WHY SHOULD I USE IT?
All of the things people use as arguments against using MS Access turn out to be reasons for others to use it.
It’s super easy to use – hell yes it is. Setting up tables, queries, forms and reports is a veritable walk in the park. You can import data from spreadsheets, text files or other more suitable data sources like SQL Server and not be afraid of Janey from Accounts overwriting chunks of the production tables with an ill-advised UPDATE statement in Management Studio.
It’s not big enough and my database just kept growing – over time you will eventually max out it’s size limits (somewhere around 2GB from personal observation) but for small scale datasets and quick analysis jobs this will give you more than enough space for very little server space overhead and all you need is MS Access installed on your machine. This should come as standard with most MS Office installs so no fighting with the IT Department to install unwelcome 3rd party software.
It’s not secure enough – well don’t keep business critical or top secret secure data on it in a publicly accessible place then. You don’t need a full user access infrastructure to get started, load it up, fire in your data, run your queries or VBA and it’s all there in front of you.
MAYBE I SHOULD USE IT THEN…
Slow down cowboy/cowgirl. It’s horses for courses and both sides of the debate are technically correct (yes, my rear end does hurt from splinters from sitting on the fence).
Access is never a suitable database system for business critical processes or for something that should be housed in an enterprise level DBMS. Using it to suck in large volumes of data from your main data warehouse will make you want to cry and stamp your feet in frustration. It’s not worth it, trust me, I have the feet stamping scars to prove it over many, many years.
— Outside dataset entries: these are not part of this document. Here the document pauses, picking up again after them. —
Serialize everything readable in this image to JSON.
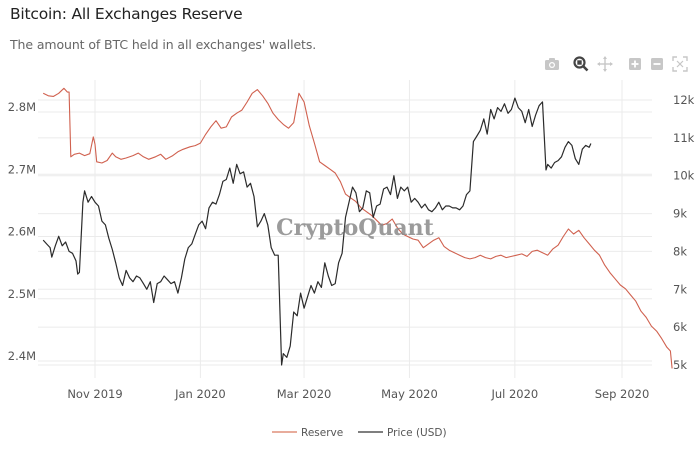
{
  "header": {
    "title": "Bitcoin: All Exchanges Reserve",
    "subtitle": "The amount of BTC held in all exchanges' wallets."
  },
  "toolbar": {
    "icons": [
      "camera-icon",
      "zoom-icon",
      "pan-icon",
      "zoom-in-icon",
      "zoom-out-icon",
      "autoscale-icon"
    ]
  },
  "watermark": "CryptoQuant",
  "colors": {
    "reserve": "#d0614f",
    "price": "#2b2b2b",
    "grid": "#ebebeb",
    "reserve_legend": "#e0907c",
    "price_legend": "#555555"
  },
  "chart_data": {
    "type": "line",
    "title": "Bitcoin: All Exchanges Reserve",
    "subtitle": "The amount of BTC held in all exchanges' wallets.",
    "x_unit": "days since 2019-10-01",
    "xlim": [
      1,
      365
    ],
    "x_ticks": [
      {
        "label": "Nov 2019",
        "day": 31
      },
      {
        "label": "Jan 2020",
        "day": 92
      },
      {
        "label": "Mar 2020",
        "day": 152
      },
      {
        "label": "May 2020",
        "day": 213
      },
      {
        "label": "Jul 2020",
        "day": 274
      },
      {
        "label": "Sep 2020",
        "day": 336
      }
    ],
    "y_left": {
      "label": "Reserve",
      "range": [
        2.37,
        2.87
      ],
      "ticks": [
        {
          "label": "2.4M",
          "value": 2.4
        },
        {
          "label": "2.5M",
          "value": 2.5
        },
        {
          "label": "2.6M",
          "value": 2.6
        },
        {
          "label": "2.7M",
          "value": 2.7
        },
        {
          "label": "2.8M",
          "value": 2.8
        }
      ]
    },
    "y_right": {
      "label": "Price (USD)",
      "range": [
        4800,
        12400
      ],
      "ticks": [
        {
          "label": "5k",
          "value": 5000
        },
        {
          "label": "6k",
          "value": 6000
        },
        {
          "label": "7k",
          "value": 7000
        },
        {
          "label": "8k",
          "value": 8000
        },
        {
          "label": "9k",
          "value": 9000
        },
        {
          "label": "10k",
          "value": 10000
        },
        {
          "label": "11k",
          "value": 11000
        },
        {
          "label": "12k",
          "value": 12000
        }
      ]
    },
    "legend": {
      "position": "bottom-center",
      "entries": [
        "Reserve",
        "Price (USD)"
      ]
    },
    "grid": true,
    "series": [
      {
        "name": "Reserve",
        "axis": "left",
        "unit": "M BTC",
        "points": [
          [
            1,
            2.822
          ],
          [
            4,
            2.818
          ],
          [
            7,
            2.817
          ],
          [
            10,
            2.822
          ],
          [
            13,
            2.83
          ],
          [
            15,
            2.824
          ],
          [
            16,
            2.824
          ],
          [
            17,
            2.72
          ],
          [
            19,
            2.724
          ],
          [
            22,
            2.726
          ],
          [
            25,
            2.722
          ],
          [
            28,
            2.725
          ],
          [
            30,
            2.752
          ],
          [
            31,
            2.74
          ],
          [
            32,
            2.712
          ],
          [
            35,
            2.71
          ],
          [
            38,
            2.714
          ],
          [
            41,
            2.726
          ],
          [
            43,
            2.72
          ],
          [
            46,
            2.716
          ],
          [
            49,
            2.718
          ],
          [
            53,
            2.722
          ],
          [
            56,
            2.726
          ],
          [
            59,
            2.72
          ],
          [
            62,
            2.716
          ],
          [
            66,
            2.72
          ],
          [
            69,
            2.724
          ],
          [
            72,
            2.716
          ],
          [
            76,
            2.722
          ],
          [
            79,
            2.728
          ],
          [
            82,
            2.732
          ],
          [
            86,
            2.736
          ],
          [
            89,
            2.738
          ],
          [
            92,
            2.742
          ],
          [
            95,
            2.756
          ],
          [
            98,
            2.768
          ],
          [
            101,
            2.778
          ],
          [
            104,
            2.766
          ],
          [
            107,
            2.768
          ],
          [
            110,
            2.784
          ],
          [
            113,
            2.79
          ],
          [
            116,
            2.795
          ],
          [
            119,
            2.808
          ],
          [
            122,
            2.822
          ],
          [
            125,
            2.828
          ],
          [
            128,
            2.818
          ],
          [
            131,
            2.806
          ],
          [
            134,
            2.79
          ],
          [
            137,
            2.78
          ],
          [
            140,
            2.772
          ],
          [
            143,
            2.766
          ],
          [
            146,
            2.775
          ],
          [
            149,
            2.822
          ],
          [
            152,
            2.808
          ],
          [
            155,
            2.77
          ],
          [
            158,
            2.742
          ],
          [
            161,
            2.712
          ],
          [
            164,
            2.706
          ],
          [
            167,
            2.7
          ],
          [
            170,
            2.694
          ],
          [
            173,
            2.68
          ],
          [
            176,
            2.66
          ],
          [
            179,
            2.654
          ],
          [
            182,
            2.648
          ],
          [
            185,
            2.638
          ],
          [
            188,
            2.632
          ],
          [
            191,
            2.626
          ],
          [
            194,
            2.618
          ],
          [
            197,
            2.61
          ],
          [
            200,
            2.613
          ],
          [
            203,
            2.62
          ],
          [
            206,
            2.606
          ],
          [
            209,
            2.596
          ],
          [
            212,
            2.592
          ],
          [
            215,
            2.588
          ],
          [
            218,
            2.586
          ],
          [
            221,
            2.574
          ],
          [
            224,
            2.58
          ],
          [
            227,
            2.586
          ],
          [
            230,
            2.59
          ],
          [
            233,
            2.576
          ],
          [
            236,
            2.57
          ],
          [
            239,
            2.566
          ],
          [
            242,
            2.562
          ],
          [
            245,
            2.558
          ],
          [
            248,
            2.556
          ],
          [
            251,
            2.558
          ],
          [
            254,
            2.562
          ],
          [
            257,
            2.558
          ],
          [
            260,
            2.556
          ],
          [
            263,
            2.56
          ],
          [
            266,
            2.562
          ],
          [
            269,
            2.558
          ],
          [
            272,
            2.56
          ],
          [
            275,
            2.562
          ],
          [
            278,
            2.564
          ],
          [
            281,
            2.56
          ],
          [
            284,
            2.568
          ],
          [
            287,
            2.57
          ],
          [
            290,
            2.566
          ],
          [
            293,
            2.562
          ],
          [
            296,
            2.572
          ],
          [
            299,
            2.578
          ],
          [
            302,
            2.592
          ],
          [
            305,
            2.604
          ],
          [
            308,
            2.596
          ],
          [
            311,
            2.602
          ],
          [
            314,
            2.59
          ],
          [
            317,
            2.58
          ],
          [
            320,
            2.57
          ],
          [
            323,
            2.562
          ],
          [
            326,
            2.546
          ],
          [
            329,
            2.534
          ],
          [
            332,
            2.524
          ],
          [
            335,
            2.514
          ],
          [
            338,
            2.508
          ],
          [
            341,
            2.498
          ],
          [
            344,
            2.488
          ],
          [
            347,
            2.472
          ],
          [
            350,
            2.462
          ],
          [
            353,
            2.448
          ],
          [
            356,
            2.44
          ],
          [
            359,
            2.428
          ],
          [
            362,
            2.414
          ],
          [
            364,
            2.408
          ],
          [
            365,
            2.38
          ]
        ]
      },
      {
        "name": "Price (USD)",
        "axis": "right",
        "unit": "USD",
        "points": [
          [
            1,
            8300
          ],
          [
            3,
            8200
          ],
          [
            5,
            8100
          ],
          [
            6,
            7850
          ],
          [
            8,
            8150
          ],
          [
            10,
            8400
          ],
          [
            12,
            8150
          ],
          [
            14,
            8250
          ],
          [
            16,
            8000
          ],
          [
            18,
            7950
          ],
          [
            20,
            7750
          ],
          [
            21,
            7400
          ],
          [
            22,
            7450
          ],
          [
            24,
            9300
          ],
          [
            25,
            9600
          ],
          [
            27,
            9300
          ],
          [
            29,
            9450
          ],
          [
            31,
            9300
          ],
          [
            33,
            9200
          ],
          [
            35,
            8800
          ],
          [
            37,
            8700
          ],
          [
            39,
            8350
          ],
          [
            41,
            8050
          ],
          [
            43,
            7700
          ],
          [
            45,
            7300
          ],
          [
            47,
            7100
          ],
          [
            49,
            7500
          ],
          [
            51,
            7300
          ],
          [
            53,
            7200
          ],
          [
            55,
            7350
          ],
          [
            57,
            7300
          ],
          [
            59,
            7150
          ],
          [
            61,
            7000
          ],
          [
            63,
            7200
          ],
          [
            65,
            6650
          ],
          [
            67,
            7150
          ],
          [
            69,
            7200
          ],
          [
            71,
            7350
          ],
          [
            73,
            7250
          ],
          [
            75,
            7150
          ],
          [
            77,
            7200
          ],
          [
            79,
            6900
          ],
          [
            81,
            7300
          ],
          [
            83,
            7800
          ],
          [
            85,
            8100
          ],
          [
            87,
            8200
          ],
          [
            89,
            8450
          ],
          [
            91,
            8700
          ],
          [
            93,
            8800
          ],
          [
            95,
            8600
          ],
          [
            97,
            9150
          ],
          [
            99,
            9300
          ],
          [
            101,
            9250
          ],
          [
            103,
            9500
          ],
          [
            105,
            9850
          ],
          [
            107,
            9900
          ],
          [
            109,
            10200
          ],
          [
            111,
            9800
          ],
          [
            113,
            10300
          ],
          [
            115,
            10050
          ],
          [
            117,
            10100
          ],
          [
            119,
            9700
          ],
          [
            121,
            9800
          ],
          [
            123,
            9450
          ],
          [
            125,
            8650
          ],
          [
            127,
            8800
          ],
          [
            129,
            9000
          ],
          [
            131,
            8700
          ],
          [
            133,
            8100
          ],
          [
            135,
            7900
          ],
          [
            137,
            7900
          ],
          [
            139,
            5000
          ],
          [
            140,
            5300
          ],
          [
            142,
            5200
          ],
          [
            144,
            5500
          ],
          [
            146,
            6400
          ],
          [
            148,
            6300
          ],
          [
            150,
            6900
          ],
          [
            152,
            6500
          ],
          [
            154,
            6800
          ],
          [
            156,
            7100
          ],
          [
            158,
            6900
          ],
          [
            160,
            7200
          ],
          [
            162,
            7050
          ],
          [
            164,
            7700
          ],
          [
            166,
            7350
          ],
          [
            168,
            7100
          ],
          [
            170,
            7150
          ],
          [
            172,
            7700
          ],
          [
            174,
            7950
          ],
          [
            176,
            8900
          ],
          [
            178,
            9300
          ],
          [
            180,
            9700
          ],
          [
            182,
            9550
          ],
          [
            184,
            9050
          ],
          [
            186,
            9150
          ],
          [
            188,
            9600
          ],
          [
            190,
            9550
          ],
          [
            192,
            8900
          ],
          [
            194,
            9200
          ],
          [
            196,
            9250
          ],
          [
            198,
            9650
          ],
          [
            200,
            9700
          ],
          [
            202,
            9500
          ],
          [
            204,
            10000
          ],
          [
            206,
            9400
          ],
          [
            208,
            9700
          ],
          [
            210,
            9600
          ],
          [
            212,
            9700
          ],
          [
            214,
            9300
          ],
          [
            216,
            9400
          ],
          [
            218,
            9300
          ],
          [
            220,
            9150
          ],
          [
            222,
            9250
          ],
          [
            224,
            9100
          ],
          [
            226,
            9050
          ],
          [
            228,
            9150
          ],
          [
            230,
            9300
          ],
          [
            232,
            9100
          ],
          [
            234,
            9200
          ],
          [
            236,
            9200
          ],
          [
            238,
            9150
          ],
          [
            240,
            9150
          ],
          [
            242,
            9100
          ],
          [
            244,
            9200
          ],
          [
            246,
            9500
          ],
          [
            248,
            9600
          ],
          [
            250,
            10900
          ],
          [
            252,
            11050
          ],
          [
            254,
            11200
          ],
          [
            256,
            11500
          ],
          [
            258,
            11100
          ],
          [
            260,
            11750
          ],
          [
            262,
            11500
          ],
          [
            264,
            11800
          ],
          [
            266,
            11700
          ],
          [
            268,
            11900
          ],
          [
            270,
            11650
          ],
          [
            272,
            11750
          ],
          [
            274,
            12050
          ],
          [
            276,
            11800
          ],
          [
            278,
            11700
          ],
          [
            280,
            11400
          ],
          [
            282,
            11750
          ],
          [
            284,
            11300
          ],
          [
            286,
            11600
          ],
          [
            288,
            11850
          ],
          [
            290,
            11950
          ],
          [
            292,
            10150
          ],
          [
            293,
            10300
          ],
          [
            295,
            10200
          ],
          [
            297,
            10350
          ],
          [
            299,
            10400
          ],
          [
            301,
            10500
          ],
          [
            303,
            10750
          ],
          [
            305,
            10900
          ],
          [
            307,
            10800
          ],
          [
            309,
            10450
          ],
          [
            311,
            10300
          ],
          [
            313,
            10700
          ],
          [
            315,
            10800
          ],
          [
            317,
            10750
          ],
          [
            318,
            10850
          ]
        ]
      }
    ]
  }
}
If you have a need to turn some numbers around quickly or investigate a sub-section of a data table then I do recommend having MS Access as part of your toolkit. It’s ease of use and shallow learning curve belie it’s ability to get some vital, if unsung, jobs done in any size of business. It’s not for no reason that MS Access remains the most used desktop database solution in the world.
By all means, know it’s limitations but that doesn’t mean that you should throw the baby out with the bath water. When options are limited, as they often are in highly secure, locked down corporate environments, you’d be surprised just how far you can push this much maligned black sheep of the data analysis family and just what you can get out of it, if you approach the job in a realistic fashion.